O Ministério
Público do Estado do Rio de Janeiro (MPRJ), por meio da 2ª Promotoria de
Justiça de Tutela Coletiva do Núcleo Volta Redonda, obteve, junto à 1ª Vara
Cível de Barra Mansa, decisão favorável à Ação Civil Pública, ajuizada em
tutela de urgência, para que os usuários do plano de saúde da Associação Plame
de Saúde continuem a ser atendidos pela Santa Casa de Misericórdia de Barra
Mansa, até que a Agência Nacional de Saúde Suplementar (ANS) aprove a sua
substituição e analise a equivalência da nova rede a ser instalada em seu
lugar. Em caso de descumprimento da decisão, será cobrada multa diária de R$ 50
mil, a ser paga pela Associação e pela Santa Casa.
A
ACP foi ajuizada após a Associação Plame veicular nota em seu portal informando
que, a partir de 01 de março de 2021, o atendimento de seus beneficiários não
seria mais realizado pela Santa Casa de Misericórdia de Barra Mansa, mas sim
pela Casa de Saúde Santa Maria.
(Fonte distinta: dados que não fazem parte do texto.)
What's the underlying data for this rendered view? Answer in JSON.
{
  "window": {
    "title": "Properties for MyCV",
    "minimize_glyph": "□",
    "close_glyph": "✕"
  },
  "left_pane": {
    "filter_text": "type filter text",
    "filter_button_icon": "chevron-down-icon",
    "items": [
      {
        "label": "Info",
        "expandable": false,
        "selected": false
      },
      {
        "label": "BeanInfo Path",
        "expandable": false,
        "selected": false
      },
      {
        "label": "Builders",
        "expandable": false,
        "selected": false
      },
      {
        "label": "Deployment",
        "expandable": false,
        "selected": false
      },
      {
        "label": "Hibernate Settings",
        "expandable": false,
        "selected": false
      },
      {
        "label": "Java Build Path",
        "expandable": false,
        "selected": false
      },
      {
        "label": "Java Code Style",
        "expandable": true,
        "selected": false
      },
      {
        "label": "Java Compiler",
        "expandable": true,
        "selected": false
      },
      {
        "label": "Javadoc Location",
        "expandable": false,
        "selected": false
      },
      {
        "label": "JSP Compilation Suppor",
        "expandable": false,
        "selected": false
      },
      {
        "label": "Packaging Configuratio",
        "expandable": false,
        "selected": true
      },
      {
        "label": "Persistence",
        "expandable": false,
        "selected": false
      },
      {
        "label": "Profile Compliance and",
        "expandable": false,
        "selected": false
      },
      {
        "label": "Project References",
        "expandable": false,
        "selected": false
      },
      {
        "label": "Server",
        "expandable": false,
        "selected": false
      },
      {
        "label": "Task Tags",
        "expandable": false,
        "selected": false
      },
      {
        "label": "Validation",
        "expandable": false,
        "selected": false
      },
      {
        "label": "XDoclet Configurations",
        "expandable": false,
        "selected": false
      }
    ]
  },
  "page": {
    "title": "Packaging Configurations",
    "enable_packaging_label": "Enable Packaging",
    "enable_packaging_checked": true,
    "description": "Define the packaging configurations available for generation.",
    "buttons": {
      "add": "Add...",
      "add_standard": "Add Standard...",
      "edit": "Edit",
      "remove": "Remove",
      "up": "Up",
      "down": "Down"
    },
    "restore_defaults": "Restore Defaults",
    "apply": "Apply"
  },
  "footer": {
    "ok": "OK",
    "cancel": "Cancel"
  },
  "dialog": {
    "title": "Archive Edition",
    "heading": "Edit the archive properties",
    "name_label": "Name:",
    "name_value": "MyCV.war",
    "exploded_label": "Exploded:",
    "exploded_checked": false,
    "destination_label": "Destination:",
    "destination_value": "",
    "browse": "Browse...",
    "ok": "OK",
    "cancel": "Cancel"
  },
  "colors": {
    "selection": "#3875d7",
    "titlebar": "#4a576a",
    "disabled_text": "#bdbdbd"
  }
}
Na Ação, ressalta-se a relação entre a Santa
Casa e os planos da saúde comercializados e administrados pela Associação Plame
de Saúde, por se tratar de produto que até o ano de 2013 era comercializado
pela própria Santa Casa e que ainda é conhecido pelo nome fantasia Plamesc
(Plano de Saúde da Santa Casa de Barra Mansa), assim exteriorizado para os
consumidores, que viam na centenária instituição de saúde a garantia na
continuidade de seu atendimento.
De
acordo com a decisão, considerando que a Santa Casa é o principal prestador de
serviços à Associação Plame de Saúde, a não concessão da tutela de urgência
implicaria deixar os beneficiários da Associação Plame sem plano de saúde até a
resolução da causa ou até que a Associação Plame de Saúde cumprisse todos os
trâmites para a substituição dos credenciados, o que implica não apenas a parte
burocrática junto à ANS, mas também tratativas e negociações com outros
prestadores de serviço.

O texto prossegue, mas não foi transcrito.